Hundreds of mainly young protesters took over the campus at the weekend, holding off police assaults with a barrage of Molotov cocktails, bricks and arrows, in the most extreme expression of a popular protest movement that is now in its sixth month.
Despite huge police deployments across the territory and almost 4,500 arrests, thousands of protesters continue to take to the streets, sparking warnings from Beijing that it is ready to intervene.
A brief weekend appearance on the streets of People's Liberation Army soldiers based at Hong Kong garrison -- ostensibly to clean up protesters' debris -- fuelled concerns that China is ready to make good on its threats.
A garrison of thousands of PLA troops has long been stationed in Hong Kong.
The city's Basic Law, the mini-constitution that governs its autonomy, states those troops can be deployed to "maintain public order" at the Hong Kong government's request.

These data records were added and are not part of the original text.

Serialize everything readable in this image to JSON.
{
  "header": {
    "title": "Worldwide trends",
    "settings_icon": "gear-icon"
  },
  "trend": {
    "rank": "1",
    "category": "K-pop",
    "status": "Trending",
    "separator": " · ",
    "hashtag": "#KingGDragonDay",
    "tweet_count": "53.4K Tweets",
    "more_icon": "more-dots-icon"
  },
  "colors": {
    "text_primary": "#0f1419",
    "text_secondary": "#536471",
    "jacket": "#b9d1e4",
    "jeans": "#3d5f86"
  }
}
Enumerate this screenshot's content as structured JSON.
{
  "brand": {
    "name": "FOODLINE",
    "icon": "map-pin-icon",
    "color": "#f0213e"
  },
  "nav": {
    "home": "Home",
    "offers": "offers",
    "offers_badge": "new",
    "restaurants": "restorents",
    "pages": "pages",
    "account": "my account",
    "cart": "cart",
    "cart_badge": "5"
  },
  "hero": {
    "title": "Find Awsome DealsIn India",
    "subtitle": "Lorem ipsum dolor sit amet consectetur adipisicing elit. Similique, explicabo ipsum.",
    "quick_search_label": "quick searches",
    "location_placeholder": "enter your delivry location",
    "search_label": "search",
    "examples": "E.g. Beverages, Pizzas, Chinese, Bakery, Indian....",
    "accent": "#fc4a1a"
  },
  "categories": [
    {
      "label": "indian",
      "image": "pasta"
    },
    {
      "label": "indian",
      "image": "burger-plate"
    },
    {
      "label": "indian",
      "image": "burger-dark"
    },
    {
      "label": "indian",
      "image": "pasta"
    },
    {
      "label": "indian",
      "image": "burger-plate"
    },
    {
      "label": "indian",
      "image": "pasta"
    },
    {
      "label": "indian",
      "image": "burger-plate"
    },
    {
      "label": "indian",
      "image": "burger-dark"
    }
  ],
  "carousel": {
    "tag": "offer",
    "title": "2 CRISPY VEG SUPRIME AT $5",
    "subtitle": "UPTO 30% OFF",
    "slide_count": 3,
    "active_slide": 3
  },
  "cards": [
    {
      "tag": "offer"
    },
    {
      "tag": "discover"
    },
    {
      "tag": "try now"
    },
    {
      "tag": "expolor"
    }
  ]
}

The central government can also effectively suspend Hong Kong's Basic Law and take full control if there is a "state of war" or "turmoil" that endangers national security.
On Monday, China's ambassador to Britain said if the situation "becomes uncontrollable", the central government would act.
Asked Tuesday under what conditions she would ask the PLA's garrison in Hong Kong for help, Lam said if the city's authorities could not competently deal with the "rioters" and escalating violence.
"But right now we are still displaying and demonstrating competence to handle the situation ourselves," Lam said.